Il est vrai qu’avec 14 candidats il y a de quoi en perdre son latin. Même les journalistes politiques ont de la difficulté à s’y retrouver. Mais le choix n’en demeure pas moins crucial. C’est l’après-Harper qui se dessine.
Or, en ce moment, la course se définit davantage par un fractionnement du parti.

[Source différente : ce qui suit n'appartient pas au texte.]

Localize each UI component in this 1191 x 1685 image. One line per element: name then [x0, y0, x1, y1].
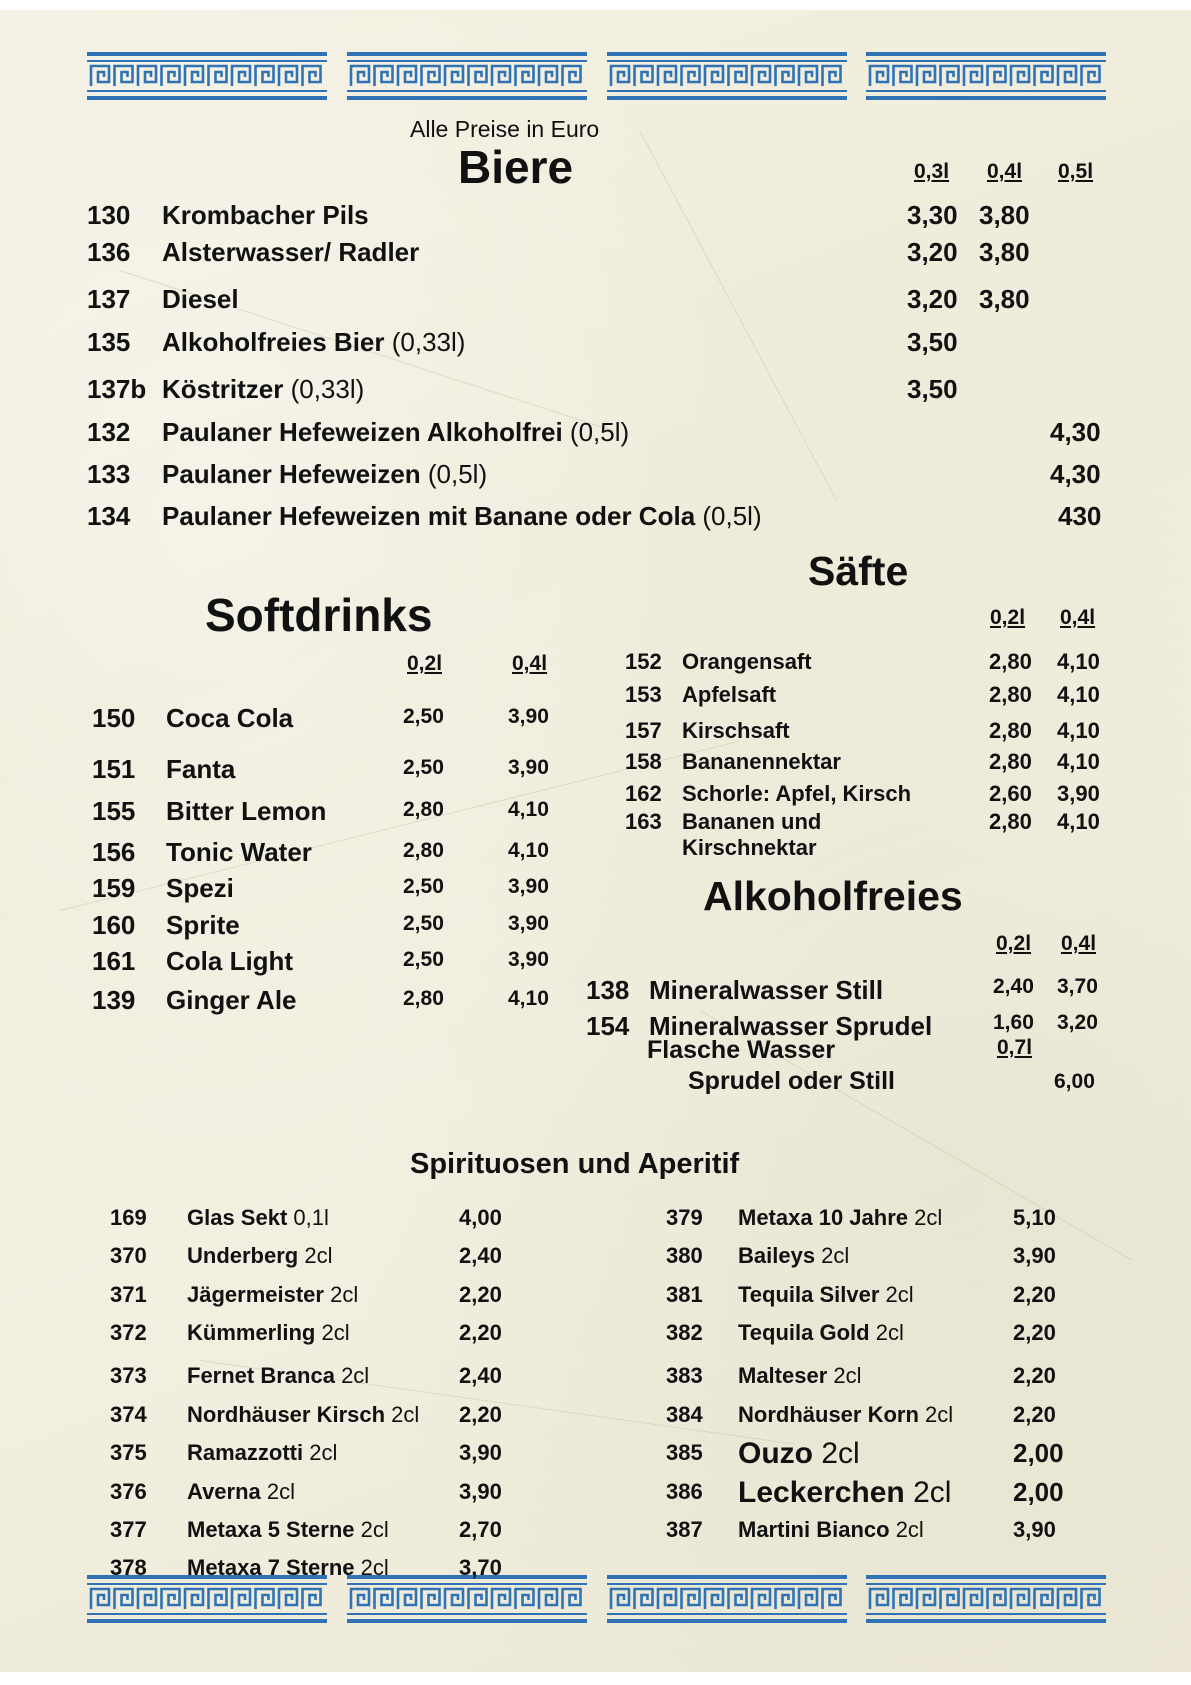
spirit-num: 372	[110, 1320, 147, 1345]
softdrink-price-02: 2,80	[403, 798, 444, 821]
beer-price-03: 3,20	[907, 237, 958, 267]
item-name: Fernet Branca	[187, 1363, 335, 1388]
beer-price-03: 3,30	[907, 200, 958, 230]
water-num: 154	[586, 1011, 630, 1041]
juice-price-02: 2,60	[989, 781, 1032, 806]
softdrink-price-04: 4,10	[508, 839, 549, 862]
beer-num: 133	[87, 459, 131, 489]
spirit-num: 381	[666, 1282, 703, 1307]
beer-name	[162, 417, 629, 448]
item-size: 2cl	[815, 1243, 850, 1268]
spirit-name	[187, 1320, 350, 1346]
softdrink-num: 151	[92, 754, 136, 784]
softdrink-price-04: 3,90	[508, 756, 549, 779]
juice-price-02: 2,80	[989, 809, 1032, 834]
item-size: 2cl	[323, 1282, 359, 1307]
juice-price-02: 2,80	[989, 718, 1032, 743]
juice-price-02: 2,80	[989, 749, 1032, 774]
spirit-price: 2,20	[459, 1402, 502, 1427]
juice-num: 157	[625, 718, 662, 743]
item-size: 2cl	[298, 1243, 333, 1268]
spirit-name	[738, 1205, 942, 1231]
softdrink-num: 155	[92, 796, 136, 826]
juice-name: Orangensaft	[682, 649, 812, 674]
item-name: Alsterwasser/ Radler	[162, 237, 420, 267]
water-price-04: 3,20	[1057, 1011, 1098, 1034]
item-name: Metaxa 5 Sterne	[187, 1517, 355, 1542]
item-size: 2cl	[385, 1402, 420, 1427]
spirit-price: 2,70	[459, 1517, 502, 1542]
softdrink-name: Ginger Ale	[166, 985, 297, 1015]
softdrink-price-04: 4,10	[508, 987, 549, 1010]
spirit-price: 2,20	[1013, 1402, 1056, 1427]
spirit-name	[738, 1320, 904, 1346]
item-name: Paulaner Hefeweizen mit Banane oder Cola	[162, 501, 696, 531]
item-name: Paulaner Hefeweizen Alkoholfrei	[162, 417, 563, 447]
beer-num: 136	[87, 237, 131, 267]
item-name: Kümmerling	[187, 1320, 316, 1345]
item-name: Leckerchen	[738, 1476, 905, 1509]
item-size: 2cl	[908, 1205, 943, 1230]
item-name: Ouzo	[738, 1437, 813, 1470]
spirit-num: 375	[110, 1440, 147, 1465]
softdrink-name: Spezi	[166, 873, 234, 903]
softdrink-name: Tonic Water	[166, 837, 312, 867]
juice-price-02: 2,80	[989, 682, 1032, 707]
item-size: (0,5l)	[420, 459, 488, 489]
beer-name	[162, 374, 364, 405]
item-size: 2cl	[827, 1363, 862, 1388]
juice-num: 158	[625, 749, 662, 774]
spirit-num: 169	[110, 1205, 147, 1230]
beer-price-04: 3,80	[979, 200, 1030, 230]
beer-num: 137b	[87, 374, 147, 404]
beer-price-05: 430	[1058, 501, 1102, 531]
softdrink-name: Cola Light	[166, 946, 294, 976]
meander-segment	[607, 52, 847, 100]
beer-price-04: 3,80	[979, 237, 1030, 267]
softdrink-price-02: 2,50	[403, 756, 444, 779]
spirit-name	[187, 1440, 337, 1466]
spirit-name	[738, 1282, 914, 1308]
item-size: 2cl	[869, 1320, 904, 1345]
spirit-name	[738, 1437, 860, 1471]
bottle-line2: Sprudel oder Still	[688, 1067, 895, 1095]
spirit-price: 5,10	[1013, 1205, 1056, 1230]
item-name: Metaxa 7 Sterne	[187, 1555, 355, 1580]
softdrink-price-04: 3,90	[508, 705, 549, 728]
item-size: 2cl	[904, 1476, 952, 1509]
item-size: (0,5l)	[562, 417, 630, 447]
item-size: 2cl	[879, 1282, 914, 1307]
item-name: Malteser	[738, 1363, 828, 1388]
alkoholfreies-title: Alkoholfreies	[703, 873, 963, 919]
spirit-num: 384	[666, 1402, 703, 1427]
item-name: Tequila Gold	[738, 1320, 870, 1345]
spirit-price: 2,20	[459, 1320, 502, 1345]
spirit-num: 378	[110, 1555, 147, 1580]
juice-price-04: 4,10	[1057, 809, 1100, 834]
item-name: Krombacher Pils	[162, 200, 369, 230]
beer-name	[162, 327, 465, 358]
alkoholfreies-col-02: 0,2l	[996, 932, 1032, 955]
item-size: 2cl	[303, 1440, 338, 1465]
water-num: 138	[586, 975, 630, 1005]
spirit-num: 376	[110, 1479, 147, 1504]
softdrink-price-04: 4,10	[508, 798, 549, 821]
spirit-num: 386	[666, 1479, 703, 1504]
spirit-num: 387	[666, 1517, 703, 1542]
marble-vein	[639, 130, 837, 501]
spirit-price: 2,20	[1013, 1282, 1056, 1307]
water-price-02: 2,40	[993, 975, 1034, 998]
spirit-num: 373	[110, 1363, 147, 1388]
spirituosen-title: Spirituosen und Aperitif	[410, 1148, 740, 1180]
beer-price-03: 3,50	[907, 374, 958, 404]
softdrink-name: Bitter Lemon	[166, 796, 327, 826]
item-name: Baileys	[738, 1243, 816, 1268]
juice-name-line2: Kirschnektar	[682, 835, 817, 860]
spirit-price: 2,00	[1013, 1438, 1064, 1468]
item-size: 2cl	[315, 1320, 350, 1345]
item-name: Köstritzer	[162, 374, 284, 404]
beer-price-04: 3,80	[979, 284, 1030, 314]
spirit-num: 383	[666, 1363, 703, 1388]
item-size: 2cl	[334, 1363, 370, 1388]
spirit-num: 370	[110, 1243, 147, 1268]
softdrinks-col-02: 0,2l	[407, 652, 443, 675]
spirit-price: 2,20	[1013, 1363, 1056, 1388]
item-name: Nordhäuser Kirsch	[187, 1402, 386, 1427]
juice-num: 152	[625, 649, 662, 674]
spirit-name	[738, 1363, 862, 1389]
spirit-price: 4,00	[459, 1205, 502, 1230]
softdrinks-col-04: 0,4l	[512, 652, 548, 675]
bottle-line1: Flasche Wasser	[647, 1036, 836, 1064]
beer-name	[162, 200, 369, 231]
spirit-price: 2,40	[459, 1363, 502, 1388]
saefte-col-02: 0,2l	[990, 606, 1026, 629]
spirit-name	[187, 1517, 389, 1543]
item-name: Tequila Silver	[738, 1282, 880, 1307]
juice-price-02: 2,80	[989, 649, 1032, 674]
biere-col-05: 0,5l	[1058, 160, 1094, 183]
juice-num: 163	[625, 809, 662, 834]
beer-price-05: 4,30	[1050, 417, 1101, 447]
spirit-price: 2,20	[1013, 1320, 1056, 1345]
item-name: Alkoholfreies Bier	[162, 327, 385, 357]
alkoholfreies-col-04: 0,4l	[1061, 932, 1097, 955]
item-name: Ramazzotti	[187, 1440, 304, 1465]
beer-num: 132	[87, 417, 131, 447]
spirit-num: 371	[110, 1282, 147, 1307]
beer-name	[162, 237, 419, 268]
biere-col-04: 0,4l	[987, 160, 1023, 183]
meander-segment	[347, 1575, 587, 1623]
spirit-name	[187, 1555, 389, 1581]
spirit-name	[738, 1517, 924, 1543]
item-name: Nordhäuser Korn	[738, 1402, 919, 1427]
item-size: 2cl	[889, 1517, 924, 1542]
meander-segment	[87, 1575, 327, 1623]
spirit-name	[738, 1243, 849, 1269]
item-size: (0,33l)	[283, 374, 365, 404]
water-name: Mineralwasser Still	[649, 975, 884, 1005]
juice-num: 153	[625, 682, 662, 707]
meander-segment	[347, 52, 587, 100]
item-size: 0,1l	[287, 1205, 329, 1230]
softdrink-name: Coca Cola	[166, 703, 294, 733]
item-name: Diesel	[162, 284, 239, 314]
saefte-title: Säfte	[808, 548, 909, 594]
softdrink-price-04: 3,90	[508, 912, 549, 935]
bottle-price: 6,00	[1054, 1070, 1095, 1093]
softdrink-num: 139	[92, 985, 136, 1015]
water-price-02: 1,60	[993, 1011, 1034, 1034]
spirit-num: 377	[110, 1517, 147, 1542]
item-name: Underberg	[187, 1243, 299, 1268]
beer-price-05: 4,30	[1050, 459, 1101, 489]
juice-name: Kirschsaft	[682, 718, 790, 743]
spirit-price: 2,40	[459, 1243, 502, 1268]
softdrink-price-02: 2,50	[403, 912, 444, 935]
softdrink-price-02: 2,80	[403, 839, 444, 862]
item-size: (0,33l)	[384, 327, 466, 357]
spirit-num: 385	[666, 1440, 703, 1465]
juice-name: Bananennektar	[682, 749, 841, 774]
softdrink-price-02: 2,80	[403, 987, 444, 1010]
spirit-price: 3,90	[1013, 1243, 1056, 1268]
spirit-price: 3,90	[459, 1479, 502, 1504]
spirit-num: 382	[666, 1320, 703, 1345]
saefte-col-04: 0,4l	[1060, 606, 1096, 629]
item-size: 2cl	[260, 1479, 296, 1504]
beer-num: 130	[87, 200, 131, 230]
spirit-price: 2,00	[1013, 1477, 1064, 1507]
spirit-name	[187, 1402, 419, 1428]
meander-segment	[866, 1575, 1106, 1623]
softdrink-num: 156	[92, 837, 136, 867]
meander-segment	[607, 1575, 847, 1623]
beer-name	[162, 284, 239, 315]
biere-col-03: 0,3l	[914, 160, 950, 183]
meander-segment	[866, 52, 1106, 100]
softdrink-price-02: 2,50	[403, 875, 444, 898]
item-size: 2cl	[354, 1555, 389, 1580]
item-size: (0,5l)	[695, 501, 762, 531]
spirit-name	[187, 1363, 369, 1389]
softdrink-price-04: 3,90	[508, 948, 549, 971]
juice-name: Apfelsaft	[682, 682, 777, 707]
softdrink-price-02: 2,50	[403, 948, 444, 971]
spirit-price: 2,20	[459, 1282, 502, 1307]
item-name: Paulaner Hefeweizen	[162, 459, 421, 489]
juice-name: Bananen und	[682, 809, 822, 834]
beer-name	[162, 501, 762, 532]
item-size: 2cl	[813, 1437, 860, 1470]
menu-page	[0, 10, 1191, 1672]
item-name: Glas Sekt	[187, 1205, 288, 1230]
softdrink-name: Sprite	[166, 910, 240, 940]
item-size: 2cl	[354, 1517, 389, 1542]
spirit-num: 379	[666, 1205, 703, 1230]
juice-num: 162	[625, 781, 662, 806]
spirit-num: 374	[110, 1402, 147, 1427]
price-note: Alle Preise in Euro	[410, 116, 600, 142]
softdrink-price-04: 3,90	[508, 875, 549, 898]
spirit-name	[187, 1205, 329, 1231]
item-name: Averna	[187, 1479, 261, 1504]
softdrink-num: 159	[92, 873, 136, 903]
juice-price-04: 4,10	[1057, 718, 1100, 743]
water-price-04: 3,70	[1057, 975, 1098, 998]
softdrinks-title: Softdrinks	[205, 589, 433, 641]
item-name: Jägermeister	[187, 1282, 324, 1307]
softdrink-num: 160	[92, 910, 136, 940]
beer-price-03: 3,20	[907, 284, 958, 314]
spirit-name	[738, 1402, 953, 1428]
spirit-name	[187, 1479, 295, 1505]
beer-price-03: 3,50	[907, 327, 958, 357]
item-name: Martini Bianco	[738, 1517, 890, 1542]
juice-price-04: 4,10	[1057, 749, 1100, 774]
water-name: Mineralwasser Sprudel	[649, 1011, 933, 1041]
spirit-price: 3,70	[459, 1555, 502, 1580]
beer-num: 135	[87, 327, 131, 357]
softdrink-price-02: 2,50	[403, 705, 444, 728]
beer-num: 134	[87, 501, 131, 531]
juice-price-04: 4,10	[1057, 682, 1100, 707]
spirit-price: 3,90	[459, 1440, 502, 1465]
meander-segment	[87, 52, 327, 100]
beer-name	[162, 459, 487, 490]
spirit-name	[187, 1243, 333, 1269]
spirit-price: 3,90	[1013, 1517, 1056, 1542]
juice-name: Schorle: Apfel, Kirsch	[682, 781, 912, 806]
beer-num: 137	[87, 284, 131, 314]
juice-price-04: 4,10	[1057, 649, 1100, 674]
spirit-num: 380	[666, 1243, 703, 1268]
item-size: 2cl	[918, 1402, 954, 1427]
biere-title: Biere	[458, 141, 574, 193]
softdrink-num: 150	[92, 703, 136, 733]
softdrink-num: 161	[92, 946, 136, 976]
spirit-name	[187, 1282, 358, 1308]
item-name: Metaxa 10 Jahre	[738, 1205, 908, 1230]
spirit-name	[738, 1476, 951, 1510]
bottle-size: 0,7l	[997, 1036, 1033, 1059]
softdrink-name: Fanta	[166, 754, 236, 784]
juice-price-04: 3,90	[1057, 781, 1100, 806]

Il y a la droite sociale, incarnée par le libertarien pour une droite strictement économique et un recul du rôle de l’État – lire ici Maxime Bernier –, une droite plus centriste et plus verte, et une droite identitaire et populiste prônée par Kellie Leitch.
Mais, au-delà de l’avenir du Parti conservateur, cette course nous donnera enfin un début de réponse à la question : une partie importante de l’électorat canadien est-elle tentée par le rejet de l’ordre établi qui a ébranlé les colonnes du temple politique de Londres à Washington, du Brexit à Donald Trump?
Un automne orange?
Les néo-démocrates quant à eux ne pourront qu’espérer que les violons longs de l’automne feront oublier la peine des jours anciens d’octobre 2015.
Eh oui, on l’oublie parfois, mais Thomas Mulcair est un chef en sursis, ou plutôt un simple régent, qui assure la direction du parti en attendant le grand jour.
On l’a presque oublié, mais le NPD est en pleine course à la direction. Le problème, c’est qu’il n’y a encore aucun candidat pour briguer les honneurs de rebâtir le parti des cendres de son dernier congrès.
Plus que la défaite électorale d’octobre, le congrès de mai 2016 a mis au jour une profonde ligne de fracture au sein du parti : fracture idéologique, fracture tactique, fracture géographique.
Faut-il se distinguer des libéraux en amorçant un grand virage à gauche plus écologiste, au risque d’un schisme avec le fragile gouvernement néo-démocrate de Rachel Notley, en Alberta? Ou opter pour un leadership plus centriste en évitant les écueils qui ont mené à la défaite de 2015?
L'année 2017 contribuera donc fortement à définir les forces en présence en vue des prochaines élections. Ce sera donc l’année de tous les dangers pour tous les politiciens.